By Shruthika Pochampally
DALLAS – When I first saw Young the Giant live in February at Southside Ballroom in Dallas, I was truly mesmerized by the lead singer Sameer Gadhia’s tremendous vocals and the band’s captivating stage presence.
So when I found myself free and with a slightly lighter workload than the past few weekends, I spontaneously made the decision to go to the Kings of Leon concert, for which Kongos and Young the Giant were opening. I proceeded to buy my ticket a mere three hours before the concert itself, which was Friday at Gexa Energy Pavilion.
Kongos and Young the Giant are both bands I have seen previously (Kongos at Edgefest 24, Toyota Stadium in Frisco). Kings of Leon, on the other hand, is a band I am not very familiar with. When I arrived, completely misdressed for the suddenly dropped temperatures, I was apprehensive. I spent $40 just for one of the opening acts, without knowing the main act at all. In the half hour between finding a spot on the lawn and the beginning of Kongo’s set, I was filled with regret.
Within half an hour of chatting with friends and getting food to help suppress goosebumps, Kongos took the stage. At first, it was hard to get into the music, because of the chilly weather, and because it was still light outside, which to me meant that people could see you dance. But Kongos changed the entire mood of the few thousand at Gexa within its first song. By the end of the set, everyone in the reserved seating area were on their feet, as were many people in the lawn.
Towards the end, Kongos played its most popular song “Come With Me Now”, which was what really got the crowd energized and ready for the next few hours. Of course, the Kongos brothers’ swoon-worthy South African accents helped as well.
Next was the moment I had been waiting for. Young the Giant is one of my favorite bands of all time, mostly because of its stage presence. Explaining why Young the Giant is so great live is difficult to do; it’s one of those “you had to be there to get it” moments. The band has an unexplainable grace, despite Gadhia’s constant and frantic movement. He serenades the crowd with nothing but his infamous tambourine and alluring dance moves.
Between Gadhia and the rest of the band, the crowd was on it’s feet within the first minute of its set. It always feels like this band knows exactly which songs its crowd wants to hear, because it plays exactly that.

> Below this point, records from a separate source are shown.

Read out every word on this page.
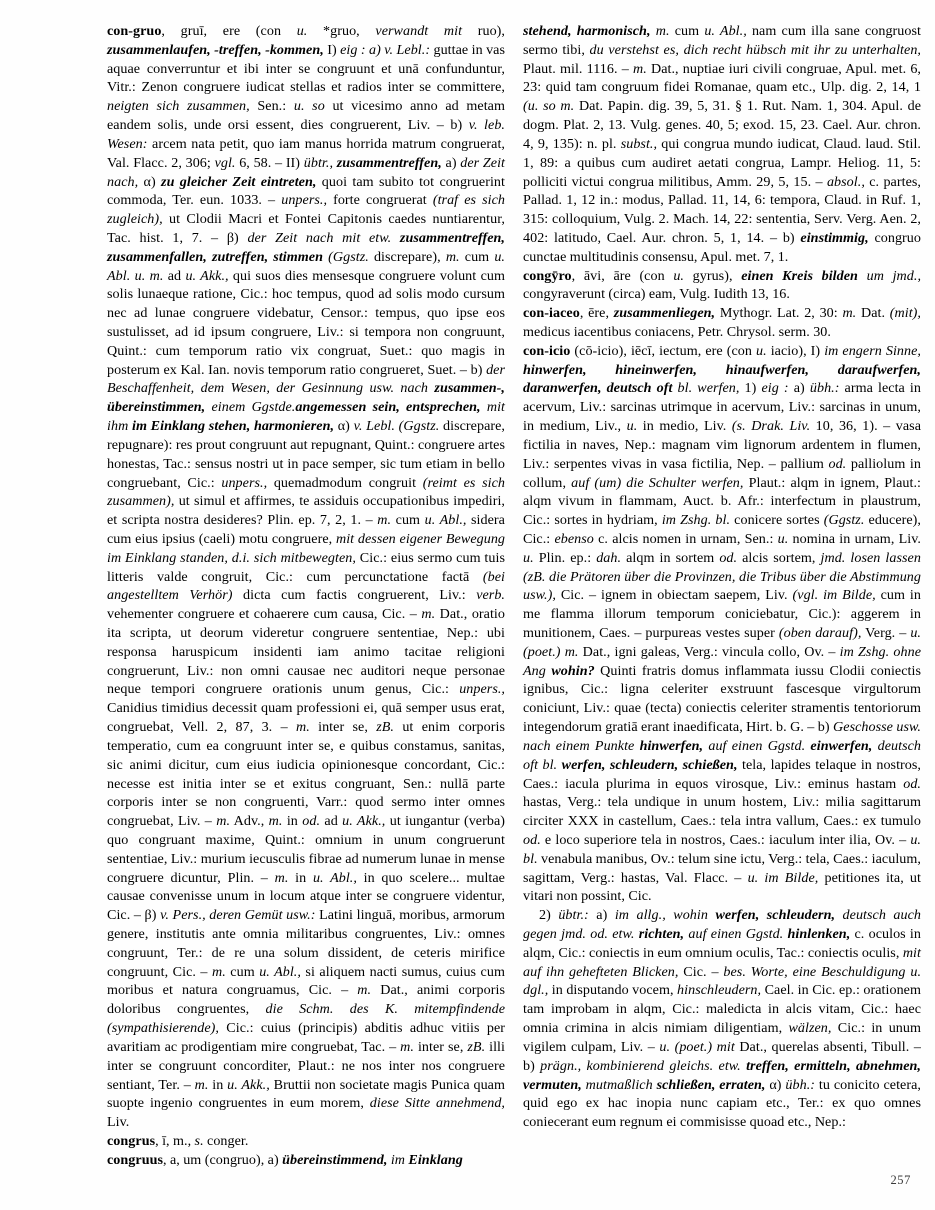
con-gruo, gruī, ere (con u. *gruo, verwandt mit ruo), zusammenlaufen, -treffen, -kommen, I) eig : a) v. Lebl.: guttae in vas aquae converruntur et ibi inter se congruunt et unā confunduntur, Vitr.: Zenon congruere iudicat stellas et radios inter se committere, neigten sich zusammen, Sen.: u. so ut vicesimo anno ad metam eandem solis, unde orsi essent, dies congruerent, Liv. – b) v. leb. Wesen: arcem nata petit, quo iam manus horrida matrum congruerat, Val. Flacc. 2, 306; vgl. 6, 58. – II) übtr., zusammentreffen, a) der Zeit nach, α) zu gleicher Zeit eintreten, quoi tam subito tot congruerint commoda, Ter. eun. 1033. – unpers., forte congruerat (traf es sich zugleich), ut Clodii Macri et Fontei Capitonis caedes nuntiarentur, Tac. hist. 1, 7. – β) der Zeit nach mit etw. zusammentreffen, zusammenfallen, zutreffen, stimmen (Ggstz. discrepare), m. cum u. Abl. u. m. ad u. Akk., qui suos dies mensesque congruere volunt cum solis lunaeque ratione, Cic.: hoc tempus, quod ad solis modo cursum nec ad lunae congruere videbatur, Censor.: tempus, quo ipse eos sustulisset, ad id ipsum congruere, Liv.: si tempora non congruunt, Quint.: cum temporum ratio vix congruat, Suet.: quo magis in posterum ex Kal. Ian. novis temporum ratio congrueret, Suet. – b) der Beschaffenheit, dem Wesen, der Gesinnung usw. nach zusammen-, übereinstimmen, einem Ggstde.angemessen sein, entsprechen, mit ihm im Einklang stehen, harmonieren, α) v. Lebl. (Ggstz. discrepare, repugnare): res prout congruunt aut repugnant, Quint.: congruere artes honestas, Tac.: sensus nostri ut in pace semper, sic tum etiam in bello congruebant, Cic.: unpers., quemadmodum congruit (reimt es sich zusammen), ut simul et affirmes, te assiduis occupationibus impediri, et scripta nostra desideres? Plin. ep. 7, 2, 1. – m. cum u. Abl., sidera cum eius ipsius (caeli) motu congruere, mit dessen eigener Bewegung im Einklang standen, d.i. sich mitbewegten, Cic.: eius sermo cum tuis litteris valde congruit, Cic.: cum percunctatione factā (bei angestelltem Verhör) dicta cum factis congruerent, Liv.: verb. vehementer congruere et cohaerere cum causa, Cic. – m. Dat., oratio ita scripta, ut deorum videretur congruere sententiae, Nep.: ubi responsa haruspicum insidenti iam animo tacitae religioni congruerunt, Liv.: non omni causae nec auditori neque personae neque tempori congruere orationis unum genus, Cic.: unpers., Canidius timidius decessit quam professioni ei, quā semper usus erat, congruebat, Vell. 2, 87, 3. – m. inter se, zB. ut enim corporis temperatio, cum ea congruunt inter se, e quibus constamus, sanitas, sic animi dicitur, cum eius iudicia opinionesque concordant, Cic.: necesse est initia inter se et exitus congruant, Sen.: nullā parte corporis inter se non congruenti, Varr.: quod sermo inter omnes congruebat, Liv. – m. Adv., m. in od. ad u. Akk., ut iungantur (verba) quo congruant maxime, Quint.: omnium in unum congruerunt sententiae, Liv.: murium iecusculis fibrae ad numerum lunae in mense congruere dicuntur, Plin. – m. in u. Abl., in quo scelere... multae causae convenisse unum in locum atque inter se congruere videntur, Cic. – β) v. Pers., deren Gemüt usw.: Latini linguā, moribus, armorum genere, institutis ante omnia militaribus congruentes, Liv.: omnes congruunt, Ter.: de re una solum dissident, de ceteris mirifice congruunt, Cic. – m. cum u. Abl., si aliquem nacti sumus, cuius cum moribus et natura congruamus, Cic. – m. Dat., animi corporis doloribus congruentes, die Schm. des K. mitempfindende (sympathisierende), Cic.: cuius (principis) abditis adhuc vitiis per avaritiam ac prodigentiam mire congruebat, Tac. – m. inter se, zB. illi inter se congruunt concorditer, Plaut.: ne nos inter nos congruere sentiant, Ter. – m. in u. Akk., Bruttii non societate magis Punica quam suopte ingenio congruentes in eum morem, diese Sitte annehmend, Liv.

congrus, ī, m., s. conger.

congruus, a, um (congruo), a) übereinstimmend, im Einklang

stehend, harmonisch, m. cum u. Abl., nam cum illa sane congruost sermo tibi, du verstehst es, dich recht hübsch mit ihr zu unterhalten, Plaut. mil. 1116. – m. Dat., nuptiae iuri civili congruae, Apul. met. 6, 23: quid tam congruum fidei Romanae, quam etc., Ulp. dig. 2, 14, 1 (u. so m. Dat. Papin. dig. 39, 5, 31. § 1. Rut. Nam. 1, 304. Apul. de dogm. Plat. 2, 13. Vulg. genes. 40, 5; exod. 15, 23. Cael. Aur. chron. 4, 9, 135): n. pl. subst., qui congrua mundo iudicat, Claud. laud. Stil. 1, 89: a quibus cum audiret aetati congrua, Lampr. Heliog. 11, 5: polliciti victui congrua militibus, Amm. 29, 5, 15. – absol., c. partes, Pallad. 1, 12 in.: modus, Pallad. 11, 14, 6: tempora, Claud. in Ruf. 1, 315: colloquium, Vulg. 2. Mach. 14, 22: sententia, Serv. Verg. Aen. 2, 402: latitudo, Cael. Aur. chron. 5, 1, 14. – b) einstimmig, congruo cunctae multitudinis consensu, Apul. met. 7, 1.

congȳro, āvi, āre (con u. gyrus), einen Kreis bilden um jmd., congyraverunt (circa) eam, Vulg. Iudith 13, 16.

con-iaceo, ēre, zusammenliegen, Mythogr. Lat. 2, 30: m. Dat. (mit), medicus iacentibus coniacens, Petr. Chrysol. serm. 30.

con-icio (cō-icio), iēcī, iectum, ere (con u. iacio), I) im engern Sinne, hinwerfen, hineinwerfen, hinaufwerfen, daraufwerfen, daranwerfen, deutsch oft bl. werfen, 1) eig : a) übh.: arma lecta in acervum, Liv.: sarcinas utrimque in acervum, Liv.: sarcinas in unum, in medium, Liv., u. in medio, Liv. (s. Drak. Liv. 10, 36, 1). – vasa fictilia in naves, Nep.: magnam vim lignorum ardentem in flumen, Liv.: serpentes vivas in vasa fictilia, Nep. – pallium od. palliolum in collum, auf (um) die Schulter werfen, Plaut.: alqm in ignem, Plaut.: alqm vivum in flammam, Auct. b. Afr.: interfectum in plaustrum, Cic.: sortes in hydriam, im Zshg. bl. conicere sortes (Ggstz. educere), Cic.: ebenso c. alcis nomen in urnam, Sen.: u. nomina in urnam, Liv. u. Plin. ep.: dah. alqm in sortem od. alcis sortem, jmd. losen lassen (zB. die Prätoren über die Provinzen, die Tribus über die Abstimmung usw.), Cic. – ignem in obiectam saepem, Liv. (vgl. im Bilde, cum in me flamma illorum temporum coniciebatur, Cic.): aggerem in munitionem, Caes. – purpureas vestes super (oben darauf), Verg. – u. (poet.) m. Dat., igni galeas, Verg.: vincula collo, Ov. – im Zshg. ohne Ang wohin? Quinti fratris domus inflammata iussu Clodii coniectis ignibus, Cic.: ligna celeriter exstruunt fascesque virgultorum coniciunt, Liv.: quae (tecta) coniectis celeriter stramentis tentoriorum integendorum gratiā erant inaedificata, Hirt. b. G. – b) Geschosse usw. nach einem Punkte hinwerfen, auf einen Ggstd. einwerfen, deutsch oft bl. werfen, schleudern, schießen, tela, lapides telaque in nostros, Caes.: iacula plurima in equos virosque, Liv.: eminus hastam od. hastas, Verg.: tela undique in unum hostem, Liv.: milia sagittarum circiter XXX in castellum, Caes.: tela intra vallum, Caes.: ex tumulo od. e loco superiore tela in nostros, Caes.: iaculum inter ilia, Ov. – u. bl. venabula manibus, Ov.: telum sine ictu, Verg.: tela, Caes.: iaculum, sagittam, Verg.: hastas, Val. Flacc. – u. im Bilde, petitiones ita, ut vitari non possint, Cic.

2) übtr.: a) im allg., wohin werfen, schleudern, deutsch auch gegen jmd. od. etw. richten, auf einen Ggstd. hinlenken, c. oculos in alqm, Cic.: coniectis in eum omnium oculis, Tac.: coniectis oculis, mit auf ihn gehefteten Blicken, Cic. – bes. Worte, eine Beschuldigung u. dgl., in disputando vocem, hinschleudern, Cael. in Cic. ep.: orationem tam improbam in alqm, Cic.: maledicta in alcis vitam, Cic.: haec omnia crimina in alcis nimiam diligentiam, wälzen, Cic.: in unum vigilem culpam, Liv. – u. (poet.) mit Dat., querelas absenti, Tibull. – b) prägn., kombinierend gleichs. etw. treffen, ermitteln, abnehmen, vermuten, mutmaßlich schließen, erraten, α) übh.: tu conicito cetera, quid ego ex hac inopia nunc capiam etc., Ter.: ex quo omnes coniecerant eum regnum ei commisisse quoad etc., Nep.:

257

Young the Giant played one of the hits off Young the Giant, “Cough Syrup”, amongst others and many of its songs off of Mind Over Matter, its latest album. I vividly remember, more than anything from this night, when Sameer changed up the vocals on one of the songs, surprising the crowd, yet again, with his vocal talent. The set seemed far too short and as the band played their final song I felt a sense of content, appreciation and twinge of sadness. It is bands and concerts like Young the Giant that make me appreciate small pleasures like live music in life.
Finally, Kings of Leon entered the stage, and changed the entire mood of the crowd. The electric energy left by Young the Giant on the stage quickly turned into waves of nostalgia as the groups of friends in their late 20s began swaying to “Use Somebody”, and couples everywhere seemed taken back to their teenage years through the music.
Though I wasn’t aware of most of Kings of Leon’s music going into this concert, I left with admiration towards the large number of adults who fell in love with the band over 10 years ago and still continue to keep up with its music. It takes talent for your fans to stick with you, and Kings of Leon is a testament to this statement. It formed in 1999, and is older compared to fellow tour friends Kongos and Young the Giant, which formed in 2007 and 2004, respectively.
By the end of the night, I was overcome with a large variety of emotions to say the least. Kongos was on-point and provided an enjoyable feel before making way for the next two bands of the night. Young the Giant stole my heart as it always does, and I developed a newfound respect for Kings of Leon and its impact on multiple generations.